Clarke McConachy was born at Glenorchy, Lake Wakatipu, New Zealand, in 1895. It seems that he became fascinated with the game after watching George Gray. He took to practising the in-off game some six hours a day in his father's billiard hall and made a red-ball break of 1983 soon after his seventeenth birthday. (Paul stales this figure. 1983 is also the figure given by Everton. "Snooker Scene," May.1980.P5. Riso Levi gives this break as 1083 - "Twentieth Century." P83.Ecl.) The start of his career was when he beat one Bill Stevenson for the New Zealand Professional Championship in 1914 - a Title he held for the rest of his life. He first visited England in 1922 but, playing with ivories, was well beaten by Reece.
He gradually developed his top-of-the-table game, at first the Postman's Knock and later the Floating White. Levi writes how in the 1929/30 season his play was a revelation and describes how the New Zealander kept the object white well away from the top cushion moving it barely inches as he alternated pots with cannons. (Sounds like Russell.Ed.) Later he became a master of the nursery cannon though he was never able to play them at the speed of Lindrum or Davis. In 1932 he made a record run of 466 cannons turning the balls and taking them some nine times along the top cushion.
He was the first player ever to score over a thousand in two consecutive visits to the table. Levi writes that the second of these two breaks was one of, "The cleverest and most attractive great breaks I ever witnessed. It did not contain even one short run of rail cannons." (Billiards in the Twentieth Century, P83)
He beat all the members of, "The Big Four," at one time or another and had the distinction of beating Walter Lindrum off scratch more times than any other player.
In 1932 he averaged 98 against Joe Davis but still lost this title match by 5902, but he came within 1108 of beating Lindrum in the 1934 Semi-final.
1951 and 1952 were good years for Clarke. In 1951 he at last won the World Title beating John Barrie 6681 - 5057 averaging 60.0 to Barrie's 44.8 and making breaks of 481, 438, 425, 397 and 376. Though he was by then well past his best this was a pretty good performance from a 56 year old with incipient Parkinson's Disease. In that same year he made a maximum at snooker and in '52 played Horace Lindrum for the official version of the World Snooker Championship losing 49 - 94.

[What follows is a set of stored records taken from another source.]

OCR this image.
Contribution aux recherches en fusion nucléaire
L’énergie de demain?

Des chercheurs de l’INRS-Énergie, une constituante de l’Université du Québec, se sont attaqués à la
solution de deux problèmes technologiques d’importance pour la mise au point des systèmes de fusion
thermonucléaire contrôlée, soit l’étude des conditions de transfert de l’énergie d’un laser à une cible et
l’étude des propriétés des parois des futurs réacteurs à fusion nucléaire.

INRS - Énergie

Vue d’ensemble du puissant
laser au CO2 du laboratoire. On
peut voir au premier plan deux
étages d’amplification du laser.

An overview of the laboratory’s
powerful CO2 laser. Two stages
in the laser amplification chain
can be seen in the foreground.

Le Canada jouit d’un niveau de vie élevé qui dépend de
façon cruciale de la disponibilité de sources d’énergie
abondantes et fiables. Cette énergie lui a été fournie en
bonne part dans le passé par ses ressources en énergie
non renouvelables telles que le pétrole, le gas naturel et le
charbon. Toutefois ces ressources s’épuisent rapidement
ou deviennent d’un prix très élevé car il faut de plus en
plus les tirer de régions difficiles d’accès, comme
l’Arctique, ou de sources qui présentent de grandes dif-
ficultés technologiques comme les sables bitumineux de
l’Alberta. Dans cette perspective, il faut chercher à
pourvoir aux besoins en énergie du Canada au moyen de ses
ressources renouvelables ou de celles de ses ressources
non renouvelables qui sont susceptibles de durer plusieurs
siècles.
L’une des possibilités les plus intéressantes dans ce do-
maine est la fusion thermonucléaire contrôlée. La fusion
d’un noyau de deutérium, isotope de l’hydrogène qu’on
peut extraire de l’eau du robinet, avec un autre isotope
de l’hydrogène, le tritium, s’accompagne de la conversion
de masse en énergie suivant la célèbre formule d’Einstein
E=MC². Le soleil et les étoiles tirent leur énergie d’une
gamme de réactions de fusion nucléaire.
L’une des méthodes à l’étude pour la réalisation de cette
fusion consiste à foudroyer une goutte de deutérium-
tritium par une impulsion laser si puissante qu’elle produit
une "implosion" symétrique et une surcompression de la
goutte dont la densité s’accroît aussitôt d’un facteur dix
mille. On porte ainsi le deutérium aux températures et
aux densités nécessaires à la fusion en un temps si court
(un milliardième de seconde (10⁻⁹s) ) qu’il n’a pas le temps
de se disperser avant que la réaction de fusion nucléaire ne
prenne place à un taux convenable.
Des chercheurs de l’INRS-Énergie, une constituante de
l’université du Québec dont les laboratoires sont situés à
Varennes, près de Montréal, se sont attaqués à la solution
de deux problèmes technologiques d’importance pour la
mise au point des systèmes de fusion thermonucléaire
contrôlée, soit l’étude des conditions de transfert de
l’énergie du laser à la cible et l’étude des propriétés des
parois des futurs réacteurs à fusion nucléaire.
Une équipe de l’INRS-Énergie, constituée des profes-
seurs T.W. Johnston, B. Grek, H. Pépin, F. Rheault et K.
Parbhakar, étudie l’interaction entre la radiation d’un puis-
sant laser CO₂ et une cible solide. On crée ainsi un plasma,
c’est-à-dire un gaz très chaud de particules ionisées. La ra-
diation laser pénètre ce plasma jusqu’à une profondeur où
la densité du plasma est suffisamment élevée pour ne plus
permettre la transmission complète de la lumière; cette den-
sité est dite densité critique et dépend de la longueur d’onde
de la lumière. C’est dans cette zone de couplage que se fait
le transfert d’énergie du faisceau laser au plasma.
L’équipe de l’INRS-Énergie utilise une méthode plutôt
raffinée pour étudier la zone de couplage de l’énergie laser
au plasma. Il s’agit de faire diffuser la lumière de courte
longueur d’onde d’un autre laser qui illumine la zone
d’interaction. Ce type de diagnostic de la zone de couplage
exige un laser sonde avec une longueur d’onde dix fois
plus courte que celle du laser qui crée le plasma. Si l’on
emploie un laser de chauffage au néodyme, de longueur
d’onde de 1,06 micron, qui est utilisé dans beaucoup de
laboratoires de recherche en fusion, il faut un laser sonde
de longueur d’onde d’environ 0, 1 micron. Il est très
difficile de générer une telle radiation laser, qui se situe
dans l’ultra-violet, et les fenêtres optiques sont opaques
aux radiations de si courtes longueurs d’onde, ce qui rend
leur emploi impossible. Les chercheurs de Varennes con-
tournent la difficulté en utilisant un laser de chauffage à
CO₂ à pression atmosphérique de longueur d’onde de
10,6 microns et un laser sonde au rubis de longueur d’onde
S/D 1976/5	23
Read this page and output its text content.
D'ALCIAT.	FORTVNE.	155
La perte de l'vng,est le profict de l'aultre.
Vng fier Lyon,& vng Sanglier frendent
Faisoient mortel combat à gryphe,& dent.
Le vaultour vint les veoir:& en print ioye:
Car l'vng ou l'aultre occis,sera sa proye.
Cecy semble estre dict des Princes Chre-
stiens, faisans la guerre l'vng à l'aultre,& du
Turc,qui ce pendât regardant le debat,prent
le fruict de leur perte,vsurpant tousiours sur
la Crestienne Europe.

But he was still not finished as a player. In 1968 he accepted a challenge from Rex Williams losing by a mere 265 points. At the age of 78 he competed yet again, this time in a World Billiards Open held in New Zealand. He used a 30oz cue to help him control the shake in his cue arm and defeated both Michael Ferreira and Mohammed Lafir. He was still practising and helping others until days before his death. McConachy's fitness was legendary in the billiards world and the story of him picking up a chair one-handed - with Lindrum sitting in it - has been told many times. He thought nothing of walking round the table on his hands. Levi writes of how strong the New Zealander was and considered him to be the hardest hitter of a ball in the world. He prided himself on his physical fitness, how ironical that he should spend the latter part of his life suffering from Parkinson's.
In 1989, thanks to Mark Wildman, I was able to watch some snooker in Derby. Mark introduced me to the players including New Zealander Dene O'Kane. Dene told me of how McConachy had helped him with his game and had insisted on doing his own fielding out - and this shortly before his death.
Clarke McConachy was not one of the most talented players who ever lived but he reached the very heights of the billiards world and became one of the greatest players ever by dint of sheer hard work and dedication to the game he loved. Clarke was awarded the MBE in 1964 and died in Auckland a few days before his eighty-fifth birthday. A remarkable man and a remarkable player.